The irreducible ovary: a true emergency

S J Boley, D Cahn, T Lauer, G Weinberg, S Kleinhaus
Journal of Pediatric Surgery 1991, 26 (9): 1035-8
The management of a child with an irreducible ovary remains inconsistent in pediatric surgical centers. An informal survey of senior pediatric surgeons and an extensive review of the literature showed a prevailing view that the trapped ovary is not at significant risk of vascular compromise. Two recent cases prompted a review of our experience from 1984 to 1989, during which 1,699 children with inguinal hernias underwent operation, 386 (23%) of whom were girls. Fifteen girls (4%) had irreducible ovaries present at the time of operation and in 4 of the 15 (27%) the ovary was twisted and infarcted.
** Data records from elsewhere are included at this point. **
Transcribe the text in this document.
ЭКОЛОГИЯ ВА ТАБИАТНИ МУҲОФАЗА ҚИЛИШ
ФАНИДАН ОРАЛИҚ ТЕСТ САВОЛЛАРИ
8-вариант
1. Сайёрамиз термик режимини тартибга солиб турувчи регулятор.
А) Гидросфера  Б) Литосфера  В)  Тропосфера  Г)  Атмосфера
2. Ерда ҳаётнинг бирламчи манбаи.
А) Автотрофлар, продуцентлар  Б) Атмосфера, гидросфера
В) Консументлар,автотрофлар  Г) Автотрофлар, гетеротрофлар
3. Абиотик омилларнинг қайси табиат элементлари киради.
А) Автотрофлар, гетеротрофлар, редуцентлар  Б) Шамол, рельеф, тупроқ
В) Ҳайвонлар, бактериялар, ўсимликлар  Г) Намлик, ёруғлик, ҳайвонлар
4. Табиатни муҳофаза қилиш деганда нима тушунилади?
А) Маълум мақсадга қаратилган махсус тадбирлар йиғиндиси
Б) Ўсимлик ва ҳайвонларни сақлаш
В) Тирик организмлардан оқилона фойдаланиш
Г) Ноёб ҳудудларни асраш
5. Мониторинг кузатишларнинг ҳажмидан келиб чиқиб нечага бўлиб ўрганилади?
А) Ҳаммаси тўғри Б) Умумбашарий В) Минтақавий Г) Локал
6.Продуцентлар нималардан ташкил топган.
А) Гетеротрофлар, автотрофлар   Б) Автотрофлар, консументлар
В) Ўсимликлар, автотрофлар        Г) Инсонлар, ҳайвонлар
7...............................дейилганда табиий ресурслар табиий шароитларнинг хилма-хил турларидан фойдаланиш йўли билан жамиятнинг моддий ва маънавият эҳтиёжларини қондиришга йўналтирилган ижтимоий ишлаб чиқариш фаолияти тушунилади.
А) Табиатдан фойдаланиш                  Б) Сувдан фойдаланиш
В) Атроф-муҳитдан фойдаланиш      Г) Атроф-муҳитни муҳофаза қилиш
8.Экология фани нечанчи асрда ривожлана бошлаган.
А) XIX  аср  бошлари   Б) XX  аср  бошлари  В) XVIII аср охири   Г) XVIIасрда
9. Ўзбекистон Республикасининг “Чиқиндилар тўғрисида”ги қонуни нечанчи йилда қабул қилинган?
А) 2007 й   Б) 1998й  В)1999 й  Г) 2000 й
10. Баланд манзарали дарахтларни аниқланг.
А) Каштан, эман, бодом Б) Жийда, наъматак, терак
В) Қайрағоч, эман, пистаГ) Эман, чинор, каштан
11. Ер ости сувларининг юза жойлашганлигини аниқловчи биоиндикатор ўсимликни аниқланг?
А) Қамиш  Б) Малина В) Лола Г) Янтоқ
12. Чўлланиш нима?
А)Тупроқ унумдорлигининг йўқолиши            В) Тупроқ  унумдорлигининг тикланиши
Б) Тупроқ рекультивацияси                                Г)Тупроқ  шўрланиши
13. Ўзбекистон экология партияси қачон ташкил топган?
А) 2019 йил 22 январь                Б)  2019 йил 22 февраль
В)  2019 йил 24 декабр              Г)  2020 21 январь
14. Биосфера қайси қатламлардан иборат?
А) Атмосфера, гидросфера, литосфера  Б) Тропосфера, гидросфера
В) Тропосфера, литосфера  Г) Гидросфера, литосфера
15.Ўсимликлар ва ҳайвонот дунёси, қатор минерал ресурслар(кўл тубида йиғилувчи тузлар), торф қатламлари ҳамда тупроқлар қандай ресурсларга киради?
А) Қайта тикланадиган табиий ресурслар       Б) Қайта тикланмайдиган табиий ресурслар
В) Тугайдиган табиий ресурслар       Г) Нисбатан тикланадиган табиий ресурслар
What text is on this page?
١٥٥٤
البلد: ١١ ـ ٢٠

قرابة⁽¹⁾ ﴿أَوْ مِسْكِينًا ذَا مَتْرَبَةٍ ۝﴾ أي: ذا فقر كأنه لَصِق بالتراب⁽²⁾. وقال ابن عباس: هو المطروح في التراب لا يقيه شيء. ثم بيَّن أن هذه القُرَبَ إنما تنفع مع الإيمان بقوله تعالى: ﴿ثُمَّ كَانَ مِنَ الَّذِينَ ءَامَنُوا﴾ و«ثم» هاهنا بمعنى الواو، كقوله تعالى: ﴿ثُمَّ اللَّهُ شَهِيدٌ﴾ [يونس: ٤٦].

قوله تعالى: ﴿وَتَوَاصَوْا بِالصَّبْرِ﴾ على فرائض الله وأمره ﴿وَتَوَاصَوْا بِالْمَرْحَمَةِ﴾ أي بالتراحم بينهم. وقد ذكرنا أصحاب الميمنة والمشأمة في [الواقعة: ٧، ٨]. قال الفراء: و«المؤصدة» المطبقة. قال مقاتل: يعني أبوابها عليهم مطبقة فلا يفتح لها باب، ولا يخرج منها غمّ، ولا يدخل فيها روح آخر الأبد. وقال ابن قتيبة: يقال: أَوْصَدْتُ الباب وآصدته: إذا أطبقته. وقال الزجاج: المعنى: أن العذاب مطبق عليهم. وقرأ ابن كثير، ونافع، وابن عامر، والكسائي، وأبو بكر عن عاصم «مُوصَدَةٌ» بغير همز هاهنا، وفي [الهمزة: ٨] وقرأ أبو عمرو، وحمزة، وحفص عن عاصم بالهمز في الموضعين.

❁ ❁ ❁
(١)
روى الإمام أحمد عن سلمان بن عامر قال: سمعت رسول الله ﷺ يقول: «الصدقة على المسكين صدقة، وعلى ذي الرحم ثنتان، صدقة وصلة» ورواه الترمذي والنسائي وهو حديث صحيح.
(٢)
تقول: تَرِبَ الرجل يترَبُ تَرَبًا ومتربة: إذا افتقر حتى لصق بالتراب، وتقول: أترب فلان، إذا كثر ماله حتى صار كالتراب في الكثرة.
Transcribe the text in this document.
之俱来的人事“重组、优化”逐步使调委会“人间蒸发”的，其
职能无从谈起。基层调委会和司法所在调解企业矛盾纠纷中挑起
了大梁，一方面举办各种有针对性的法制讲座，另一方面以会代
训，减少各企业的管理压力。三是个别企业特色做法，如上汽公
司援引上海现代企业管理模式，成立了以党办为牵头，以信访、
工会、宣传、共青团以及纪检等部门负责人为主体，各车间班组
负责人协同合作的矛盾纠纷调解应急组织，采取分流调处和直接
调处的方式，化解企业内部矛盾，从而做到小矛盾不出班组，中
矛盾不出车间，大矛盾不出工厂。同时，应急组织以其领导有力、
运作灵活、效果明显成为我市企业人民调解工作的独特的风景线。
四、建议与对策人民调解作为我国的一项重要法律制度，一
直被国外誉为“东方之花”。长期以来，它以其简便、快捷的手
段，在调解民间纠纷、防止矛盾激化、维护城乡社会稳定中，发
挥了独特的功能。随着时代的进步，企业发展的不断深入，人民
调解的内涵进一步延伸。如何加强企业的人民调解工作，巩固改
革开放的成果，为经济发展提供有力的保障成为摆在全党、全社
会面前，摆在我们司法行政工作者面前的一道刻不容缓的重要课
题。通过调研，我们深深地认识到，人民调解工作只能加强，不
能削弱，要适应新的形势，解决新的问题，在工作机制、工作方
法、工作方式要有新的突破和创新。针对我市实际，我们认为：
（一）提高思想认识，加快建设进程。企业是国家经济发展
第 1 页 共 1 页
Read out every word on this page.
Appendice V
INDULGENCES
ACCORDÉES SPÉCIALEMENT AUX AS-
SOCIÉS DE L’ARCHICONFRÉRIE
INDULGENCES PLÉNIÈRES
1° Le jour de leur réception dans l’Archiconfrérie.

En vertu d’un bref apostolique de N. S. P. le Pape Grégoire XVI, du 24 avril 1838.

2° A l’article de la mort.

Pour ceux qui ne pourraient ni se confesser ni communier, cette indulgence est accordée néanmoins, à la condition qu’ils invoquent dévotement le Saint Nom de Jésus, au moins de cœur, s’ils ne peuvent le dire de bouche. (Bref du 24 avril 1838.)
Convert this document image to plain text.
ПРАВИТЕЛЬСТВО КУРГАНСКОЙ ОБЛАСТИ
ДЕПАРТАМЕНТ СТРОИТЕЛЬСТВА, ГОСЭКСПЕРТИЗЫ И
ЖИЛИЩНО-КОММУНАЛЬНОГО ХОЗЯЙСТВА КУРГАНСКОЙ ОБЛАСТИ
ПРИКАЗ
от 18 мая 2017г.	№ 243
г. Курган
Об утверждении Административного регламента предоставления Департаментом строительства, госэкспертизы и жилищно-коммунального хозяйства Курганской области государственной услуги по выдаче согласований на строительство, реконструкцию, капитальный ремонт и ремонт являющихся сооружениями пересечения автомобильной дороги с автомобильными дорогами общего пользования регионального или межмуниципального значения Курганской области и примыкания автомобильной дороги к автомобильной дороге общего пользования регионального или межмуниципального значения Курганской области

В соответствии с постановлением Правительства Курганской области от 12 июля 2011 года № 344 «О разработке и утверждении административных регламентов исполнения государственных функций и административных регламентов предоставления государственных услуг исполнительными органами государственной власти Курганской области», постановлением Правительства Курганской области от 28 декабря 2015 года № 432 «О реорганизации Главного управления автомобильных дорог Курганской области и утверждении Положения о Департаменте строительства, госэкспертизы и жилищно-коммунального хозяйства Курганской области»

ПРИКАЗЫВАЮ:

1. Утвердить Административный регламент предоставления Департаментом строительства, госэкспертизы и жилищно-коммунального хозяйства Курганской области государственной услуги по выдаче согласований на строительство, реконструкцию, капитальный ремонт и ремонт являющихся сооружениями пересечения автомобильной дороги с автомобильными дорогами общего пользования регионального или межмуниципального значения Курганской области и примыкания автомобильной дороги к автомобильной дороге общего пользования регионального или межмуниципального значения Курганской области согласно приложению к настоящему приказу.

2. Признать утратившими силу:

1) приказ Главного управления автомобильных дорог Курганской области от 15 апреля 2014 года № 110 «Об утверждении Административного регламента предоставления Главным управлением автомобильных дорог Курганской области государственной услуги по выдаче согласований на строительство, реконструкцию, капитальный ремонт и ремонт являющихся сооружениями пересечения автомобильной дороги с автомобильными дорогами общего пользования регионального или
Two of the 4 girls were known to have an irreducible ovary prior to the day of operation--1 was noted 2 months earlier and 1 was noted 1 month earlier. At the time of the initial diagnosis, neither patient had physical findings of vascular compromise of the ovary. In the other two girls, evidence of an infarcted ovary was present when the hernia was first diagnosed and an emergency operation was performed. A 27% incidence of torsion and strangulation of irreducible ovaries appears to be high, but reports of strangulated ovaries have been reported in 2% to 33% of other series. The normal anatomy is altered when an ovary is trapped in a hernia sac, and these changes make torsion more likely. Although an irreducible ovary is not at great risk of compression of its blood supply, this report identifies a significant risk of torsion. This risk warrants treating the asymptomatic irreducible ovary as any other incarcerated hernia--as a true emergency.